Древнее, как мир, знание о том, что утрата слуха приводит к обострению зрительного восприятия, нельзя приписать использованию языка жестов. Все глухие, даже поздно оглохшие, остающиеся в мире слышащих и говорящих, становятся своего рода виртуозами визуального восприятия, ориентируясь в жизни исключительно за счет зрения, как это описывает, например, Дэвид Райт:
«Я не стал замечать больше, но стал замечать по-другому, не так, как раньше. То, что я вижу, я вижу обостренно, так как зрительная картина – это единственное, что помогает мне интерпретировать и понимать происходящее. В том, что касается неодушевленных предметов, я ориентируюсь по их движениям; в том, что касается животных и людей, мне в моих суждениях приходится принимать в расчет позу, выражение лица, походку, жесты… Например, когда слышащий человек с нетерпением ждет, пока его друг закончит телефонный разговор, он судит о скором окончании разговора по произнесенным словам и по интонации.
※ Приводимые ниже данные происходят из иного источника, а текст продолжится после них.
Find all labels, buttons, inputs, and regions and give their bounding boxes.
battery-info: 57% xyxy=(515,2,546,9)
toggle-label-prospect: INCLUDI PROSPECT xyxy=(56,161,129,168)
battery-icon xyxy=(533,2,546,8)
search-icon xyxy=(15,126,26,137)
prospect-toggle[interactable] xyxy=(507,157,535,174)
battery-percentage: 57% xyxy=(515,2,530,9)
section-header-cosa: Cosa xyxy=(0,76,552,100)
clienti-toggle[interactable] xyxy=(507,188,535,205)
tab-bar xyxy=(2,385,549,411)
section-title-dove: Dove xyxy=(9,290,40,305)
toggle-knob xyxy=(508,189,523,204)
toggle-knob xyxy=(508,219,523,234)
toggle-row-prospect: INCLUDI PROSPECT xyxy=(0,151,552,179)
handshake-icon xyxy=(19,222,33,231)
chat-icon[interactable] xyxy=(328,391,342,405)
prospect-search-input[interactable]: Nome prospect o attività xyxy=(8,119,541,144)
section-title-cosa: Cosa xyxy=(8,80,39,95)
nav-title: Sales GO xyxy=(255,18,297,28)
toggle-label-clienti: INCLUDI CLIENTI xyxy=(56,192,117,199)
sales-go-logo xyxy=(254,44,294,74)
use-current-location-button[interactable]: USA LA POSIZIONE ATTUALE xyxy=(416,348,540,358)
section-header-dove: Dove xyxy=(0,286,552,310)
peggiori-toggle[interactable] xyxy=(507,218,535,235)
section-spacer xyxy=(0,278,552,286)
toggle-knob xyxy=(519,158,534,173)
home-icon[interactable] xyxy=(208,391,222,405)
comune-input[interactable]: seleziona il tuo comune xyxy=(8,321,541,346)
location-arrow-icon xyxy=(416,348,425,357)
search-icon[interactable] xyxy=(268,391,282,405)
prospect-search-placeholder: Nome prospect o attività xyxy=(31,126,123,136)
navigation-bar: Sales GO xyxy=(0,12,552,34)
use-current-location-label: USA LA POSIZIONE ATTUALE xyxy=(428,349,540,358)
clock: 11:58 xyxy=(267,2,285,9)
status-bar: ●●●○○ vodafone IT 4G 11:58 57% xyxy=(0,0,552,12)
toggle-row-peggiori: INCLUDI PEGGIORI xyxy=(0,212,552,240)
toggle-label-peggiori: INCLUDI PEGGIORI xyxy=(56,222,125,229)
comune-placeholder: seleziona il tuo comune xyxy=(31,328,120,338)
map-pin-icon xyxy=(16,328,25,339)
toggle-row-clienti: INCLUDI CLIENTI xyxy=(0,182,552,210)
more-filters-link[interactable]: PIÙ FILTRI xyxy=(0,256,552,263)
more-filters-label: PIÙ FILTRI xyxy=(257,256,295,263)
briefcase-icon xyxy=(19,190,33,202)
Глухой же ведет себя как человек, стоящий в очереди у стеклянной будки телефона-автомата и ожидающий, когда закончится происходящий там разговор. В этом случае тоже приходится по каким-то признакам судить о том, что скоро говорящий попрощается с собеседником и повесит трубку на рычаг. Ожидающий внимательно следит за рукой, держащей трубку, подмечает расстояние от головы до микрофона, видит, как говорящий нетерпеливо переступает с ноги на ногу, следит за выражением лица, которое сигнализирует о принятом решении. Глухой человек, лишенный возможности судить о мире по звукам, учится читать самые мелкие зрительные признаки».
Такое же обострение зрительного восприятия происходит у слышащих детей глухих родителей. Вот, например, случай, описанный доктором Арлоу:
«Мой пациент с самого раннего детства привык внимательно всматриваться в лица своих родителей… Он выработал в себе высокую чувствительность, чтобы понять их намерения и желания по выражениям лиц. Так же как его глухой отец, он тонко воспринимает мимику и может достоверно судить о намерениях и искренности тех людей, с которыми ему приходится иметь дело. Он считает, что такая способность дает ему большие преимущества в сравнении с его деловыми партнерами».